Tammie Thornton

Personal information
- Date of birth: 5 January 1976 (age 50)

Youth career
- Stratford Dolphins

College career
- Years: Team / Apps / (Gls)
- 2000: University of Mobile / 18 / (15)
- 2001–2003: Barry University / 61 / (28)

Senior career*
- Years: Team / Apps / (Gls)
- 1996–2000: QAS
- 2001: Springfield Sirens
- 2002: Stratford Dolphins
- Queens Park Rangers
- 2005–2006: Chelsea / 11 / (1)

International career
- 1996–1997: Australia / 19 / (0)

= Tammie Thornton =

Australian soccer player (born 1976)

Tammie Thornton (born 5 January 1976) is an Australian former soccer player who played for Australia 19 times.

==Club career==
Thornton began playing at the age of 14, with her youth football being played in Cairns for Stratford Dolphins.

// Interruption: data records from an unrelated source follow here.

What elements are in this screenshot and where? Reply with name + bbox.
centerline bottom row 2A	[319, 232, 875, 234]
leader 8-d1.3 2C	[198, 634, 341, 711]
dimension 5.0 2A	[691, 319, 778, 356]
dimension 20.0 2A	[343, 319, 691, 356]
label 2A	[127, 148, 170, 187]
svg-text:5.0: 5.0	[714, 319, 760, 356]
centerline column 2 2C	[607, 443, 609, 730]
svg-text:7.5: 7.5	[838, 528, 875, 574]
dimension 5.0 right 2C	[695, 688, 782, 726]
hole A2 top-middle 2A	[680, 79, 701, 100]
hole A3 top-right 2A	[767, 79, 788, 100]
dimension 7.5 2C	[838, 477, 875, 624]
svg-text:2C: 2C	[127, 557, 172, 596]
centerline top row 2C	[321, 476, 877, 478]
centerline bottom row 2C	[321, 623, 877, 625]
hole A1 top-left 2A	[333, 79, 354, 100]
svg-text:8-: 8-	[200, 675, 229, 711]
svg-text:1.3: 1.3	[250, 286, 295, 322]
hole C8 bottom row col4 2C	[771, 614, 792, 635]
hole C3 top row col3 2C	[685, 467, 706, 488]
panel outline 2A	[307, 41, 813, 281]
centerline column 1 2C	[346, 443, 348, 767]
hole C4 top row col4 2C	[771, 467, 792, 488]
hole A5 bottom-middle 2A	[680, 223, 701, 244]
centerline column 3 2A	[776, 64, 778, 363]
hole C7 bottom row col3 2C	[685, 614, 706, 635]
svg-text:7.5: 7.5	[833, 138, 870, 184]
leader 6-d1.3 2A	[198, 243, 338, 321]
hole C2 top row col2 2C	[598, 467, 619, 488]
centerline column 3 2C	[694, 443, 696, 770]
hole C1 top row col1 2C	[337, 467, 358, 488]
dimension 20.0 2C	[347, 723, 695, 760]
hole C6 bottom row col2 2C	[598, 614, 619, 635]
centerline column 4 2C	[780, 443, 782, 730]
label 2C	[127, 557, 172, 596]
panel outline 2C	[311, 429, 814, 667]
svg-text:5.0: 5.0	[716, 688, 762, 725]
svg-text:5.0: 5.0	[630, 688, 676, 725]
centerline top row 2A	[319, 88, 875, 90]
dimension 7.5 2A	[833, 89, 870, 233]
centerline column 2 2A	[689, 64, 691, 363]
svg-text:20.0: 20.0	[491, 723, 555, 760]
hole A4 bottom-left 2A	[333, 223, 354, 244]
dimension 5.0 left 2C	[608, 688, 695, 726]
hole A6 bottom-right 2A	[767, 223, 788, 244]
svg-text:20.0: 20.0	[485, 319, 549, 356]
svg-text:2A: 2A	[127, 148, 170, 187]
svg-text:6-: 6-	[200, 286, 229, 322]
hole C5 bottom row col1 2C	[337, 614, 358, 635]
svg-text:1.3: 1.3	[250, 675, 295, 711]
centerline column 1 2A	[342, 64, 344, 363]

She later relocated to Brisbane.

Thornton joined the Queensland Academy of Sport ahead of the 1996–97 Women's National Soccer League season and made her debut in early 1997.

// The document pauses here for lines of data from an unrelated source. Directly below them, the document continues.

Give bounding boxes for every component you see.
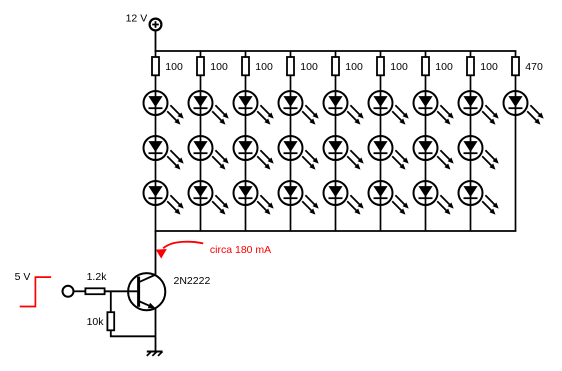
svg-text:100: 100 bbox=[435, 61, 453, 73]
LED D9a column 9 row 1 bbox=[504, 91, 544, 125]
svg-text:circa 180 mA: circa 180 mA bbox=[210, 244, 271, 256]
svg-text:100: 100 bbox=[390, 61, 408, 73]
LED D7a column 7 row 1 bbox=[414, 91, 454, 125]
resistor R11 10k bbox=[107, 312, 114, 330]
LED D5b column 5 row 2 bbox=[324, 136, 364, 170]
wire branch column 9 bbox=[515, 51, 517, 231]
LED D6b column 6 row 2 bbox=[369, 136, 409, 170]
LED D1a column 1 row 1 bbox=[144, 91, 184, 125]
wire branch column 4 bbox=[290, 51, 292, 231]
resistor R9 470 bbox=[512, 57, 519, 75]
svg-text:2N2222: 2N2222 bbox=[174, 275, 211, 287]
LED D2b column 2 row 2 bbox=[189, 136, 229, 170]
LED D5a column 5 row 1 bbox=[324, 91, 364, 125]
input terminal node bbox=[63, 286, 74, 297]
LED D6a column 6 row 1 bbox=[369, 91, 409, 125]
wire branch column 3 bbox=[245, 51, 247, 231]
svg-text:100: 100 bbox=[255, 61, 273, 73]
LED D4a column 4 row 1 bbox=[279, 91, 319, 125]
wire branch column 8 bbox=[470, 51, 472, 231]
LED D3c column 3 row 3 bbox=[234, 181, 274, 215]
LED D8a column 8 row 1 bbox=[459, 91, 499, 125]
svg-text:10k: 10k bbox=[87, 316, 105, 328]
current annotation arrow bbox=[156, 242, 203, 259]
wire base junction to R11 bbox=[110, 291, 112, 312]
resistor R1 100 bbox=[152, 57, 159, 75]
svg-text:1.2k: 1.2k bbox=[87, 271, 108, 283]
LED D5c column 5 row 3 bbox=[324, 181, 364, 215]
wire emitter to ground bbox=[155, 308, 157, 352]
svg-text:100: 100 bbox=[210, 61, 228, 73]
resistor R5 100 bbox=[332, 57, 339, 75]
LED D4c column 4 row 3 bbox=[279, 181, 319, 215]
LED D8c column 8 row 3 bbox=[459, 181, 499, 215]
power supply +12V terminal bbox=[150, 19, 162, 31]
ground symbol bbox=[147, 352, 163, 356]
wire bottom bus to transistor collector bbox=[155, 231, 157, 275]
LED D3b column 3 row 2 bbox=[234, 136, 274, 170]
resistor R4 100 bbox=[287, 57, 294, 75]
resistor R2 100 bbox=[197, 57, 204, 75]
LED D7b column 7 row 2 bbox=[414, 136, 454, 170]
svg-text:100: 100 bbox=[345, 61, 363, 73]
LED D1c column 1 row 3 bbox=[144, 181, 184, 215]
LED D3a column 3 row 1 bbox=[234, 91, 274, 125]
LED D2a column 2 row 1 bbox=[189, 91, 229, 125]
LED D2c column 2 row 3 bbox=[189, 181, 229, 215]
resistor R10 1.2k bbox=[85, 288, 104, 294]
wire branch column 2 bbox=[200, 51, 202, 231]
wire R10 to base bbox=[105, 290, 138, 292]
wire R11 to emitter bbox=[111, 330, 156, 336]
resistor R7 100 bbox=[422, 57, 429, 75]
svg-text:100: 100 bbox=[480, 61, 498, 73]
bottom bus wire bbox=[155, 230, 517, 232]
LED D7c column 7 row 3 bbox=[414, 181, 454, 215]
svg-text:100: 100 bbox=[300, 61, 318, 73]
svg-text:470: 470 bbox=[525, 61, 543, 73]
input step waveform 5V bbox=[20, 277, 51, 306]
resistor R8 100 bbox=[467, 57, 474, 75]
resistor R3 100 bbox=[242, 57, 249, 75]
wire supply to top bus bbox=[155, 31, 157, 51]
wire branch column 6 bbox=[380, 51, 382, 231]
wire branch column 5 bbox=[335, 51, 337, 231]
LED D8b column 8 row 2 bbox=[459, 136, 499, 170]
LED D6c column 6 row 3 bbox=[369, 181, 409, 215]
wire branch column 1 bbox=[155, 51, 157, 231]
transistor Q1 2N2222 bbox=[128, 273, 165, 310]
resistor R6 100 bbox=[377, 57, 384, 75]
LED D4b column 4 row 2 bbox=[279, 136, 319, 170]
wire branch column 7 bbox=[425, 51, 427, 231]
wire terminal to R10 bbox=[74, 290, 86, 292]
top bus wire bbox=[155, 50, 517, 52]
svg-text:5 V: 5 V bbox=[15, 271, 31, 283]
svg-text:12 V: 12 V bbox=[126, 13, 148, 25]
LED D1b column 1 row 2 bbox=[144, 136, 184, 170]
svg-text:100: 100 bbox=[165, 61, 183, 73]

Thornton was on the squad for the Springfield Sirens in the 2001 USL W-League.

During the break in the university season, Thornton turned out for her hometown club Stratford Dolphins in Cairns.

==College career==
Between 2001 and 2003, Thornton played for the Barry University women's soccer team.

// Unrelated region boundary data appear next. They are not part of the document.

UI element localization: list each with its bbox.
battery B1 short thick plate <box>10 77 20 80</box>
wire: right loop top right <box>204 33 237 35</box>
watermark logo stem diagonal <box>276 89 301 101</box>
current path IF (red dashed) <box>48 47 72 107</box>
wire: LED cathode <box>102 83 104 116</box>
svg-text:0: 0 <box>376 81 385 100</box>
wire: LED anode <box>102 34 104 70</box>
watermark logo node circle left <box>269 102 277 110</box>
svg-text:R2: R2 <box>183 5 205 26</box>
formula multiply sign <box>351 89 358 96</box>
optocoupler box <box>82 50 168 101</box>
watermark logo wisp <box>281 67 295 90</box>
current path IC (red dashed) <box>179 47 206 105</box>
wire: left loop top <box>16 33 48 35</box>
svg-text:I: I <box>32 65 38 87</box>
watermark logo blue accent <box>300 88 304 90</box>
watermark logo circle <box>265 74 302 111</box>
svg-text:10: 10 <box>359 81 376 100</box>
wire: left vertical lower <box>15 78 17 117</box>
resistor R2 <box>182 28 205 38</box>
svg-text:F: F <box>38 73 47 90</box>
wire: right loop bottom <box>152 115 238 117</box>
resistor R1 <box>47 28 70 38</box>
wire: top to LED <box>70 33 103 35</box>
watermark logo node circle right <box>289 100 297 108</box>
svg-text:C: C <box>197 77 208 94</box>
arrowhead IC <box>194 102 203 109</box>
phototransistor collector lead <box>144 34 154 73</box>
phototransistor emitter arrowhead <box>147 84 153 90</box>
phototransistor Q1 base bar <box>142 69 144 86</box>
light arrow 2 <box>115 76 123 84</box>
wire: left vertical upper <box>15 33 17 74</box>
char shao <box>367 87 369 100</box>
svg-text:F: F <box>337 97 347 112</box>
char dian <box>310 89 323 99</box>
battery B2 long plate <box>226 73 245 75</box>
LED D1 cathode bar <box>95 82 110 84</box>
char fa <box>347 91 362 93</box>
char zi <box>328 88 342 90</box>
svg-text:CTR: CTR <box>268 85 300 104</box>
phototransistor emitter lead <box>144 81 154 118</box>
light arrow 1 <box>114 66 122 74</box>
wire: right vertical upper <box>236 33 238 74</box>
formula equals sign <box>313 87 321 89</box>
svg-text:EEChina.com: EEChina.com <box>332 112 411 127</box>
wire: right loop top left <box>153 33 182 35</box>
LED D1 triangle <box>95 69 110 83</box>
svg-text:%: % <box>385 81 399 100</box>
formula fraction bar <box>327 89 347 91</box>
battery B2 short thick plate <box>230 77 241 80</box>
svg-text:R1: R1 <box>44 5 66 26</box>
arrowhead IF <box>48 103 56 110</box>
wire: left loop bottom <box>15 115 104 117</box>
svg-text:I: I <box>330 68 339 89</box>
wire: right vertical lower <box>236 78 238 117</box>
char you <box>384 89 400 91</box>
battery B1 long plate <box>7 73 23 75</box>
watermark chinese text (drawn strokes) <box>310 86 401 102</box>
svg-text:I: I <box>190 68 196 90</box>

In 2000, Thornton joined the University of Mobile's women's soccer team, scoring 15 times from 18 games.

==International career==
In 1996, Thornton played her first match for the Australia women's national soccer team as a second half substitute against New Zealand in March 1996.

Thornton played the last of her 19 national team appearances in 1997.